Marion Jaillot, Mamishka
(Crédit photo : © Audrey Villate)
Marion Jaillot, photographe également, raconte comment elle est entrée dans ce projet : « C’est un ami qui m’a parlé de Sandra, j’ai rallié deux autres photographes : Daming et Fred Trobillant. » Les jeunes ont rempli des fiches de renseignements afin que les photographes les connaissent mieux, ils se sont rencontrés et ont pu nouer des liens entre eux. Daming, un des deux que Marion a embarqués dans l’aventure, dit combien tout s’est fait assez naturellement. Ils sont allés tous ensemble prendre des photos en extérieur, les jeunes ont pris des poses et le contact humain s’est fait. Même s’il regrette de n’avoir pas pu travailler avec les jeunes qui avaient attiré son attention au départ de l’aventure.
Du côté du Refuge
Le directeur général nous a expliqué à quel point il a approuvé le projet les yeux fermés et combien il était fier de la qualité artistique de l’exposition : « On accepte tous les projets qui sont pour une éducation populaire comme celui-ci, les jeunes s’y sont engouffrés. Le projet a plu et ça a été suivi. Ils étaient ravis, ils se sont investis et là, ils se voient admirés. Nous sommes ravis de voir autant de monde au vernissage, il y a des gens qui ne sont pas concernés par l’homosexualité qui sont là. » Le Refuge, c’est avant tout une association reconnue d’utilité publique qui accueille et loge des jeunes homosexuels exclus et rejetés, leur proposant un accompagnement sur 6 mois ou 1 an avec une aide au niveau social, psychologique, mais également une aide à la réinsertion professionnelle. « Au niveau national, on accueille 114 jeunes par an, sur Montpellier on est à 34. Il y a 3 salariés sur Montpellier, 8 au niveau national. On a 12 sites en tout et des bénévoles. »

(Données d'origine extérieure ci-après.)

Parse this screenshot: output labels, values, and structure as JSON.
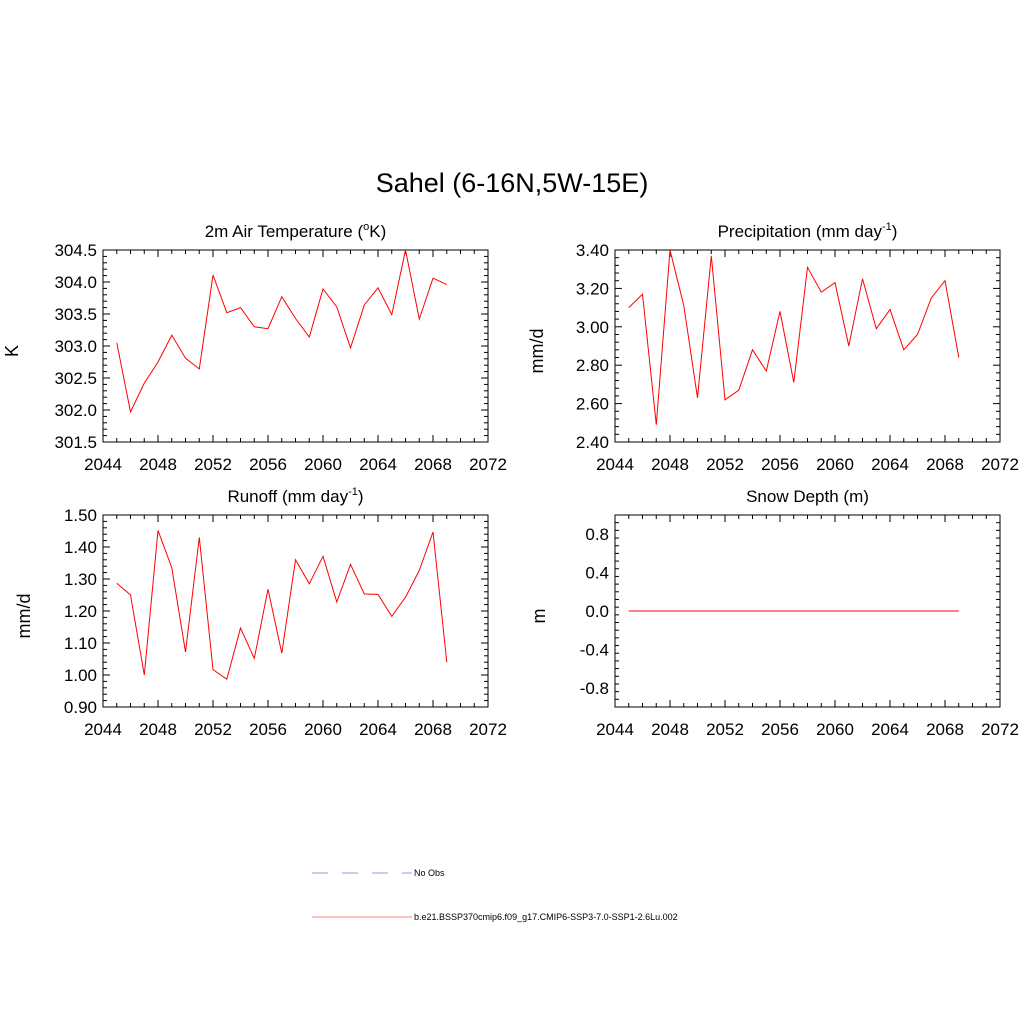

(Crédit photo : © Audrey Villate)
Certains modèles étaient présents au vernissage, ils ont pu voir les gens regarder les photos où ils apparaissent. Julien, 19 ans, a tenu le stand de l’exposition durant toute la semaine au sein de la mairie. Il a été accueilli par le Refuge le 6 juin 2013. Ce jeune homme révèle que, grâce à ce projet, il a gagné en estime de lui : « J’aime poser, je vais essayer de devenir mannequin. » Quand on lui demande ce que ça lui fait de voir autant de monde regarder les photos sur lesquelles il est : « J’ai du mal mais je suis fier ! » Marina, 24 ans, est une ancienne du Refuge, accueillie en décembre 2012. Elle est sur le départ mais a tenu à participer au projet : « J’ai toujours une aide psychologique et je participe toujours aux actions. Là, je voulais montrer une autre facette de moi, ne pas penser aux problèmes. Je suis musicienne à la base, j’ai écrit une chanson sur le Refuge, pour les remercier. » C’est d’ailleurs elle que le public a pu entendre chanter, accompagnée au piano par Marion, avec qui un lien très fort s’est noué. Et maintenant, Marina ? « Je suis une formation en B.E.P. « Accompagnement, soins et services à la personne », j’ai toujours voulu aider les autres ! »
En bref, cette exposition est composée d’art, d’amour, de tolérance, d’échanges, d’entraide mais surtout, c’est une belle aventure humaine. À découvrir en décembre à la Maison de la Prévention et de la Santé, rue Maguelone, avec un vernissage le 12 décembre.